10.  Sara: Explain the process.  Do patients fly in for an evaluation and receive treatment or do they have to fly back for treatment?

Dr. Prologo: No. We have developed a system in which patients who have stories reflecting underlying pudendal neuralgia – or some close variant – come in for a consultation and injection on the same day. Usually, we also schedule the cryo for the following day so everything can be done in one trip. If the patient fails the injection, we just cancel the cryo.

11.  Sara: What does treatment consist of?

Dr. Prologo: We place a needle in CT in the pudendal canal. The needle is configured to create a 3cm x 2cm ablation zone about its center. We freeze for 8 minutes, thaw for 4 minutes, freeze for 8 minutes, and thaw for a final 4 minutes – after which we pull the needle/probe.

12.  Sara:  How long do patients stay in town after the treatment for pudendal neuralgia?

Dr. Prologo: I encourage patients to at least stay the night of the procedure. That way, if there happens to be a complication (bleed, for example) we can take care of them here.

13.  Sara:  Do you freeze the whole nerve or different branches of the nerve?

Dr. Prologo:  We freeze the portion that runs in Alcocks’s canal (the pudendal canal).

14.  Sara:  Are you doing a pelvic exam to confirm your diagnosis of pudendal neuralgia or are you going by verbal report of symptoms alone?

Dr. Prologo:  No. It is all about the injection.

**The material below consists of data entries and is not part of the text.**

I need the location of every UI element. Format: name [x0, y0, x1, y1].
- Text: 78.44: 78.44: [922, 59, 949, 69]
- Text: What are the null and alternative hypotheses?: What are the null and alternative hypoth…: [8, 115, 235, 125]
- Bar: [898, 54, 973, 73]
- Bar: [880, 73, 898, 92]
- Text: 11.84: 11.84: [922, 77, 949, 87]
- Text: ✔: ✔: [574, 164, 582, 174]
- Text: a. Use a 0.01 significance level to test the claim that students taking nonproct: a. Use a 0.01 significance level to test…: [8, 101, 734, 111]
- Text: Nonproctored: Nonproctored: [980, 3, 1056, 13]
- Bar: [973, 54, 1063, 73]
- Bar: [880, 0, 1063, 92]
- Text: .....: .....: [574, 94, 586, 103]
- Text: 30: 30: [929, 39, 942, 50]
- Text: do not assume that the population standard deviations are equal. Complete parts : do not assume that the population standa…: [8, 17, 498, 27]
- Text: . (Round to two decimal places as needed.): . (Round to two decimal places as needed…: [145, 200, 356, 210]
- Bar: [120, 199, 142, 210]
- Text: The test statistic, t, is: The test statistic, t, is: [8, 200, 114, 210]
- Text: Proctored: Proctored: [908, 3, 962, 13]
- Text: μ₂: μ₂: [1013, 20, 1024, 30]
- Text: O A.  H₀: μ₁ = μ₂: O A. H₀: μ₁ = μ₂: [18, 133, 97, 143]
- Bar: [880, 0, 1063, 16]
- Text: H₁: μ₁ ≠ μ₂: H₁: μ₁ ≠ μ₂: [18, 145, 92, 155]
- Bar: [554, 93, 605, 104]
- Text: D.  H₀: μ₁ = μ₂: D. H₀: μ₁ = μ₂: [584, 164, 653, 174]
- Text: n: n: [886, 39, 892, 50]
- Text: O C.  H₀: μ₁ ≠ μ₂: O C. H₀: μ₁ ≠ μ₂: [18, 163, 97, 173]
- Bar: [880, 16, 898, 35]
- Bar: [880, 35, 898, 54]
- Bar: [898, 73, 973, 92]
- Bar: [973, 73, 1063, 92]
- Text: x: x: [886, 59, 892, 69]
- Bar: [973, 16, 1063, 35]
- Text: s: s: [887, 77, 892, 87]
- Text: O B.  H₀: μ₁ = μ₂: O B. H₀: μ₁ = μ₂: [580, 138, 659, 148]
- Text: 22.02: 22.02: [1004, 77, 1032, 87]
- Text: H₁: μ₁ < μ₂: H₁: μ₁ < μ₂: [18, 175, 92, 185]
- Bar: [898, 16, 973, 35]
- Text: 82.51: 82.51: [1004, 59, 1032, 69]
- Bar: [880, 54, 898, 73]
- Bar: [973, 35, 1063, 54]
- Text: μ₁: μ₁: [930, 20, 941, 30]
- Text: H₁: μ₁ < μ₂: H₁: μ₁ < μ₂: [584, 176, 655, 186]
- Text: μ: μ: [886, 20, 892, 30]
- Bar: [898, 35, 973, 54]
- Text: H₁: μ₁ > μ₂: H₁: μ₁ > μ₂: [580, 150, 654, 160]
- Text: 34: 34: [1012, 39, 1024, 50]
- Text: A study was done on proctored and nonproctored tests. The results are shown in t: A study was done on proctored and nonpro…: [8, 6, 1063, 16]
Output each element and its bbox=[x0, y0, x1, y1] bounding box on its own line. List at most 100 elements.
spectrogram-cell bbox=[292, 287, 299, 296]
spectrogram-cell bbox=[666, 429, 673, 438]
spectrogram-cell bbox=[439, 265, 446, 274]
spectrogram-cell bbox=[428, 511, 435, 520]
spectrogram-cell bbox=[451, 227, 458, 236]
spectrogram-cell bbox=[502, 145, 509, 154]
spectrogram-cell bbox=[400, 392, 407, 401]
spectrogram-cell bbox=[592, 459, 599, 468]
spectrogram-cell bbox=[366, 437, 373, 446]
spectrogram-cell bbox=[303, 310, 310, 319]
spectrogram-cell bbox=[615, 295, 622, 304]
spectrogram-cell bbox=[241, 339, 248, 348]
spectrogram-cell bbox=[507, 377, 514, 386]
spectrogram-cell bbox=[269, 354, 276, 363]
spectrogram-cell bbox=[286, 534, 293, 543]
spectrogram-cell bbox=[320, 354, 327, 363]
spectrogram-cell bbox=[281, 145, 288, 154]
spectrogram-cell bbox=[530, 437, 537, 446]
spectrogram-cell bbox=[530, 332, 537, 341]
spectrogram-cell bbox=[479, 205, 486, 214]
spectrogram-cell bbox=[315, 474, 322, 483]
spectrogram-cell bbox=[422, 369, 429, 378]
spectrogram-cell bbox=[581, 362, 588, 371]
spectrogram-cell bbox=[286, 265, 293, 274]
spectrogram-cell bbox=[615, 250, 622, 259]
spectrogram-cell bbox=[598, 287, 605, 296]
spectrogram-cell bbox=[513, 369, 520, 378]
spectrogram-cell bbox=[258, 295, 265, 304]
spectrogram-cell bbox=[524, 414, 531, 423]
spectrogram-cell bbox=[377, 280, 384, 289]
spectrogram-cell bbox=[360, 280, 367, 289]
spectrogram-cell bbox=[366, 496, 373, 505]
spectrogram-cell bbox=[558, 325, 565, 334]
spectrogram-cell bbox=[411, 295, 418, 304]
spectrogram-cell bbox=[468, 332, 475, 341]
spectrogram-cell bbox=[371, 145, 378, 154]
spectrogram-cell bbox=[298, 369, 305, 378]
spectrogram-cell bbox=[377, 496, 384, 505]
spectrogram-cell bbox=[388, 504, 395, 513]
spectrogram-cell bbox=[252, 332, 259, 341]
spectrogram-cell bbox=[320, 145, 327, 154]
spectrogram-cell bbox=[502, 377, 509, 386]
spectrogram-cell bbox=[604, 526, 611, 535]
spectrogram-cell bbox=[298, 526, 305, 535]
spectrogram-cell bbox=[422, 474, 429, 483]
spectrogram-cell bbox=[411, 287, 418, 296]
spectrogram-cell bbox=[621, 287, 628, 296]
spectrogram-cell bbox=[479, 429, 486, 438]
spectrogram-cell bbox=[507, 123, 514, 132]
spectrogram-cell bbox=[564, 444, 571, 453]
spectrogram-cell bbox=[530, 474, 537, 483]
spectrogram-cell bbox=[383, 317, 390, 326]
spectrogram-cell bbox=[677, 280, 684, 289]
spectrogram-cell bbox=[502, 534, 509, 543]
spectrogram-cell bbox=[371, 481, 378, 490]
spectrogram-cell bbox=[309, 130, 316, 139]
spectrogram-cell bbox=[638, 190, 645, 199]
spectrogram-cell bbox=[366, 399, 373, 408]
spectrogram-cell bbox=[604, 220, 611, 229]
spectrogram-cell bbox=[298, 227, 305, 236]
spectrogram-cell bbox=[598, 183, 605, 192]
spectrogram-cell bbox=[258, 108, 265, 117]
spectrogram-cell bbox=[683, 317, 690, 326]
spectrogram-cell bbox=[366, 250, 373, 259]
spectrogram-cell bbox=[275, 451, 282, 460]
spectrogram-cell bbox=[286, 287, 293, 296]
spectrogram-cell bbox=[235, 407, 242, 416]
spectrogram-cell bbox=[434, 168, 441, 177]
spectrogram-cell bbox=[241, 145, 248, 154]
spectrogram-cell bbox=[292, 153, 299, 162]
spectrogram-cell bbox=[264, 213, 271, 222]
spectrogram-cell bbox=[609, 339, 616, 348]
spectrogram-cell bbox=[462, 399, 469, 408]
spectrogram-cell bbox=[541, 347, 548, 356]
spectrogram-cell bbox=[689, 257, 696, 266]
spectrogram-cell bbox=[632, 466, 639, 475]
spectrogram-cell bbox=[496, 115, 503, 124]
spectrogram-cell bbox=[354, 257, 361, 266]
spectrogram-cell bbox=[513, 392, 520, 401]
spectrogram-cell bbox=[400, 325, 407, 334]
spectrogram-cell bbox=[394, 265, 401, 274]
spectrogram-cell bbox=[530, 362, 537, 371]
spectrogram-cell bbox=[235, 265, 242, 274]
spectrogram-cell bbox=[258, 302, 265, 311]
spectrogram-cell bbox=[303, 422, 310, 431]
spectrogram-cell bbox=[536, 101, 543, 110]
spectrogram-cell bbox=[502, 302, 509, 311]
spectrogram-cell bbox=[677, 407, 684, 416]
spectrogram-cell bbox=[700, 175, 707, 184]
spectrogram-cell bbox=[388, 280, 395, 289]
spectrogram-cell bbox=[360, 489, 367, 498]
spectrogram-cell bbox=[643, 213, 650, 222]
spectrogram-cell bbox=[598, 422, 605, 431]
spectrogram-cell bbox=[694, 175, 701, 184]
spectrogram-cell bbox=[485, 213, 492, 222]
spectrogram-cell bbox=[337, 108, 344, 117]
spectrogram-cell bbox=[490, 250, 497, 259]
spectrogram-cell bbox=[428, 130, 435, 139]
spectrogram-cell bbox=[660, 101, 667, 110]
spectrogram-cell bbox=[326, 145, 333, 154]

We have the luxury of being able to make the diagnosis based on the injection because of precision imaging. We shut down the nerve with 100% certainty in order to make or exclude the diagnosis of pudendal neuralgia.

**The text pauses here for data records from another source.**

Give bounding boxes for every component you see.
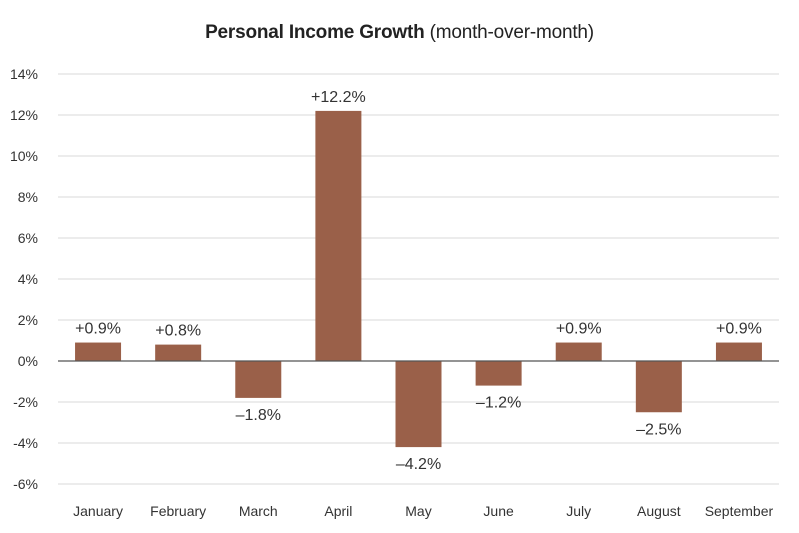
data-labels: +0.9% +0.8% –1.8% +12.2% –4.2% –1.2% +0.9% –2.5… — [75, 89, 762, 473]
data-label: +12.2% — [311, 89, 366, 106]
bar — [715, 342, 762, 361]
y-tick-label: -2% — [13, 394, 38, 410]
y-tick-label: 4% — [18, 271, 38, 287]
x-tick-label: February — [150, 503, 206, 519]
data-label: –1.8% — [236, 407, 281, 424]
x-tick-label: June — [483, 503, 514, 519]
x-axis-ticks: January February March April May June July Augu… — [73, 503, 773, 519]
x-tick-label: August — [637, 503, 681, 519]
bar — [475, 361, 522, 386]
chart-title: Personal Income Growth — [205, 22, 425, 43]
y-tick-label: 6% — [18, 230, 38, 246]
bar — [555, 342, 602, 361]
data-label: –4.2% — [396, 456, 441, 473]
chart-subtitle: (month-over-month) — [429, 22, 594, 43]
y-axis-ticks: -6% -4% -2% 0% 2% 4% 6% 8% 10% 12% 14% — [10, 66, 38, 492]
y-tick-label: -4% — [13, 435, 38, 451]
data-label: +0.9% — [75, 321, 121, 338]
data-label: –1.2% — [476, 395, 521, 412]
y-tick-label: 10% — [10, 148, 38, 164]
y-tick-label: 2% — [18, 312, 38, 328]
x-tick-label: March — [239, 503, 278, 519]
x-tick-label: January — [73, 503, 123, 519]
bar — [235, 361, 282, 398]
data-label: +0.9% — [556, 321, 602, 338]
bar — [75, 342, 122, 361]
y-tick-label: -6% — [13, 476, 38, 492]
data-label: +0.8% — [155, 323, 201, 340]
y-tick-label: 0% — [18, 353, 38, 369]
y-tick-label: 12% — [10, 107, 38, 123]
y-tick-label: 14% — [10, 66, 38, 82]
x-tick-label: September — [705, 503, 774, 519]
bar — [155, 344, 202, 361]
y-tick-label: 8% — [18, 189, 38, 205]
chart-title-block: Personal Income Growth (month-over-month… — [0, 22, 799, 44]
bar — [635, 361, 682, 413]
x-tick-label: April — [324, 503, 352, 519]
x-tick-label: May — [405, 503, 431, 519]
bar — [315, 110, 362, 362]
gridlines — [58, 73, 779, 485]
bars — [75, 110, 762, 448]
x-tick-label: July — [566, 503, 591, 519]
bar — [395, 361, 442, 448]
data-label: +0.9% — [716, 321, 762, 338]
data-label: –2.5% — [636, 421, 681, 438]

15.  Sara:  Are you familiar with Interstitial Cystitis?

Dr. Prologo:  Yes.

16.  Sara: Are you seeing your patients’ Interstitial Cystitis symptoms resolve?

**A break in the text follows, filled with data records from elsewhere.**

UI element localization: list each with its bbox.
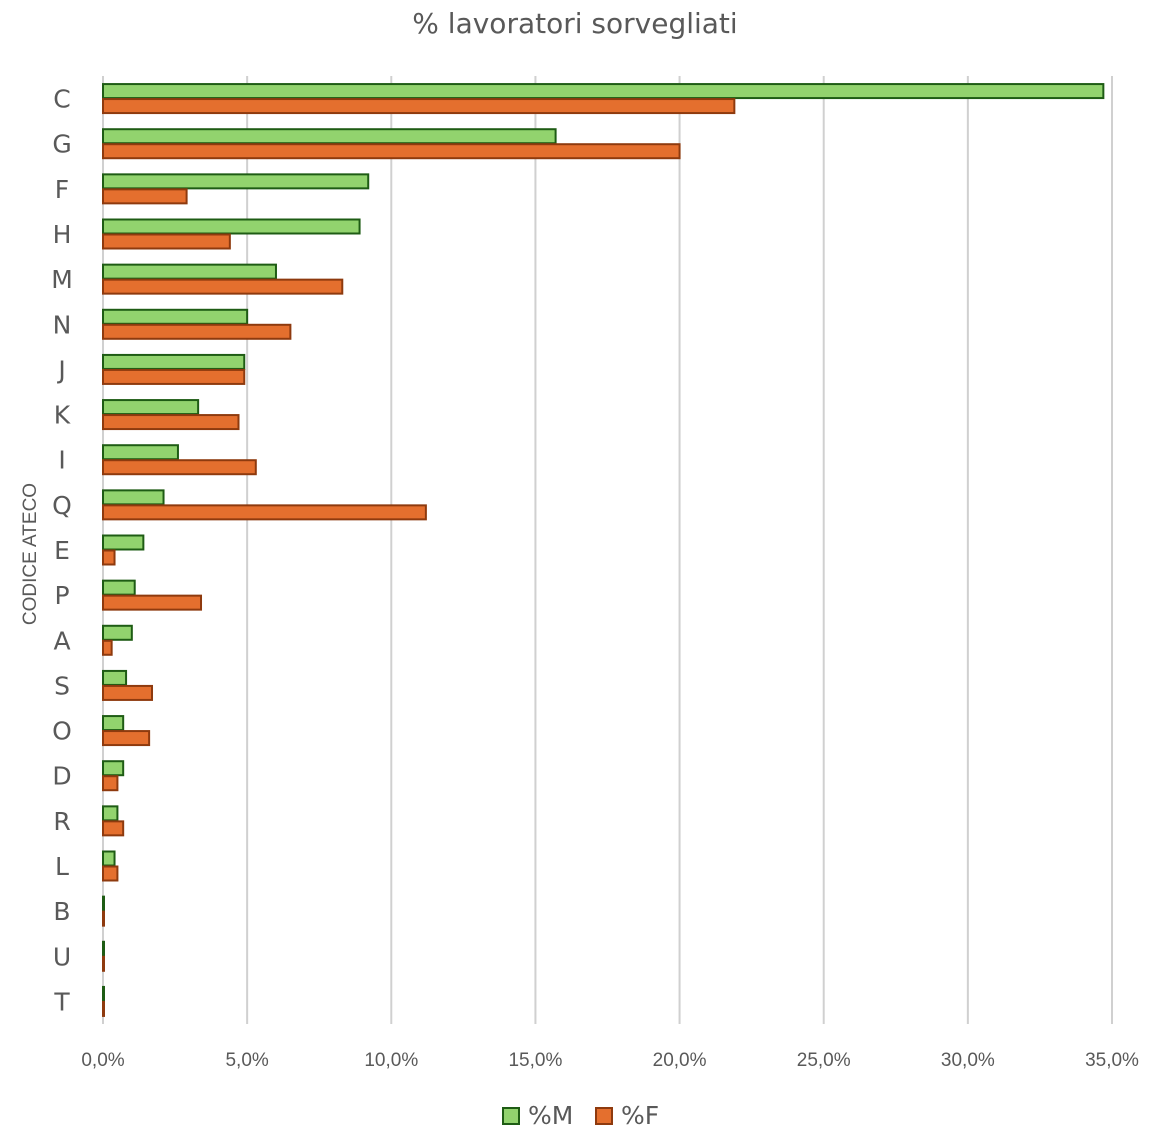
x-tick-label: 10,0% (364, 1050, 418, 1071)
x-tick-label: 0,0% (81, 1050, 124, 1071)
category-label: G (52, 130, 71, 159)
category-label: P (54, 581, 69, 610)
category-label: O (52, 717, 72, 746)
bar-f-L (102, 865, 119, 882)
bar-f-O (102, 730, 151, 747)
category-label: N (53, 310, 72, 339)
bar-f-P (102, 594, 203, 611)
bar-f-A (102, 639, 113, 656)
bars (102, 83, 1105, 1017)
bar-f-I (102, 459, 257, 476)
bar-m-S (102, 669, 128, 686)
category-label: J (56, 355, 65, 384)
bar-f-H (102, 233, 231, 250)
bar-m-I (102, 444, 179, 461)
bar-m-B (102, 895, 105, 912)
y-axis-title: CODICE ATECO (20, 483, 41, 625)
category-label: B (53, 897, 70, 926)
category-label: T (53, 987, 70, 1016)
bar-m-D (102, 760, 125, 777)
category-label: M (51, 265, 73, 294)
bar-m-N (102, 308, 249, 325)
bar-f-G (102, 143, 681, 160)
bar-m-J (102, 353, 246, 370)
bar-f-N (102, 323, 292, 340)
category-label: H (53, 220, 72, 249)
category-label: L (55, 852, 69, 881)
x-tick-label: 5,0% (225, 1050, 268, 1071)
bar-f-K (102, 414, 240, 431)
bar-f-M (102, 278, 344, 295)
x-tick-label: 35,0% (1085, 1050, 1139, 1071)
bar-m-H (102, 218, 361, 235)
bar-f-Q (102, 504, 427, 521)
bar-f-F (102, 188, 188, 205)
category-label: F (55, 175, 69, 204)
legend-swatch (595, 1107, 613, 1125)
bar-f-B (102, 910, 105, 927)
bar-m-M (102, 263, 277, 280)
category-label: C (53, 85, 70, 114)
bar-m-O (102, 715, 125, 732)
bar-m-T (102, 985, 105, 1002)
bar-f-S (102, 684, 154, 701)
category-label: Q (52, 491, 72, 520)
legend-label: %F (621, 1101, 659, 1129)
legend-label: %M (528, 1101, 573, 1129)
bar-m-L (102, 850, 116, 867)
bar-m-P (102, 579, 136, 596)
bar-m-Q (102, 489, 165, 506)
x-tick-label: 15,0% (508, 1050, 562, 1071)
category-label: K (54, 401, 71, 430)
bar-m-A (102, 624, 133, 641)
bar-f-R (102, 820, 125, 837)
bar-m-K (102, 399, 200, 416)
legend-swatch (502, 1107, 520, 1125)
bar-m-G (102, 128, 557, 145)
bar-m-E (102, 534, 145, 551)
bar-f-C (102, 98, 736, 115)
category-label: A (53, 626, 70, 655)
legend: %M %F (502, 1101, 659, 1129)
bar-m-U (102, 940, 105, 957)
bar-m-C (102, 83, 1105, 100)
bar-m-F (102, 173, 370, 190)
category-label: U (53, 942, 71, 971)
chart-title: % lavoratori sorvegliati (412, 7, 737, 40)
gridlines (102, 76, 1113, 1024)
x-tick-label: 20,0% (653, 1050, 707, 1071)
category-label: S (54, 671, 70, 700)
category-label: D (52, 762, 71, 791)
x-tick-labels: 0,0% 5,0% 10,0% 15,0% 20,0% 25,0% 30,0% 35,0% (81, 1050, 1139, 1071)
bar-f-U (102, 955, 105, 972)
bar-f-T (102, 1000, 105, 1017)
bar-m-R (102, 805, 119, 822)
x-tick-label: 25,0% (797, 1050, 851, 1071)
x-tick-label: 30,0% (941, 1050, 995, 1071)
category-label: I (58, 446, 65, 475)
category-label: E (54, 536, 70, 565)
category-label: R (53, 807, 70, 836)
bar-f-D (102, 775, 119, 792)
bar-f-J (102, 368, 246, 385)
bar-f-E (102, 549, 116, 566)
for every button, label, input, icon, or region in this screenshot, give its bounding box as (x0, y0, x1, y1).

Dr. Prologo:  We usually don’t treat this condition with this procedure. I think it may be helpful for folks to understand the larger picture. We have been lucky enough to be able to treat many conditions by accessing nerves with image guidance (phantom limb pain, occipital neuralgia, cancer pain, and more). Pudendal neuralgia is one of these subsets.

17.  Sara:  Does insurance cover treatment?

Dr. Prologo:  So far >90% of cases have been covered without incident. Sometimes we need to call or write a letter if the patient is out of network.

18.  Sara:  Will you be presenting your treatment at any pelvic pain conferences?

Dr. Prologo:  I have thought about this, but have not pursued it. I presented a few years back at our conference (Society of Interventional Radiology) but I think more interested parties may be at the pelvic pain conferences.  

I would like to add that 1) I didn’t invent this. I was trying to help patients with cancer pain using cryoablation and God put these patients with nerve pain in my path (pudendal, greater occipital, phantom limb, etc) so I feel like it is my responsibility to do the best I can to help them. I have been so fortunate and blessed to have met so many beautiful people because of the way this thing has worked out. In the end, my only motivation for continuing to do this is to help folks.  2) as I mentioned earlier, the therapy is one application in a much larger picture – the use of image guidance for the treatment of pain. As data emerges regarding the safety and efficacy of these procedures, we will continue to grow and hopefully help even more patients. We appreciate the privilege to participate in each and everyone of these patients’ lives, hopefully toward the better. 

Thank you Dr. Prologo for metaphorically sitting down with me, letting me shine a super bright light in your eyes and continuing to answer my questions despite my Cheetoh breath and complete lack of etiquette.  You are patient.  I am a salivating, rabid dog hungry for some answers.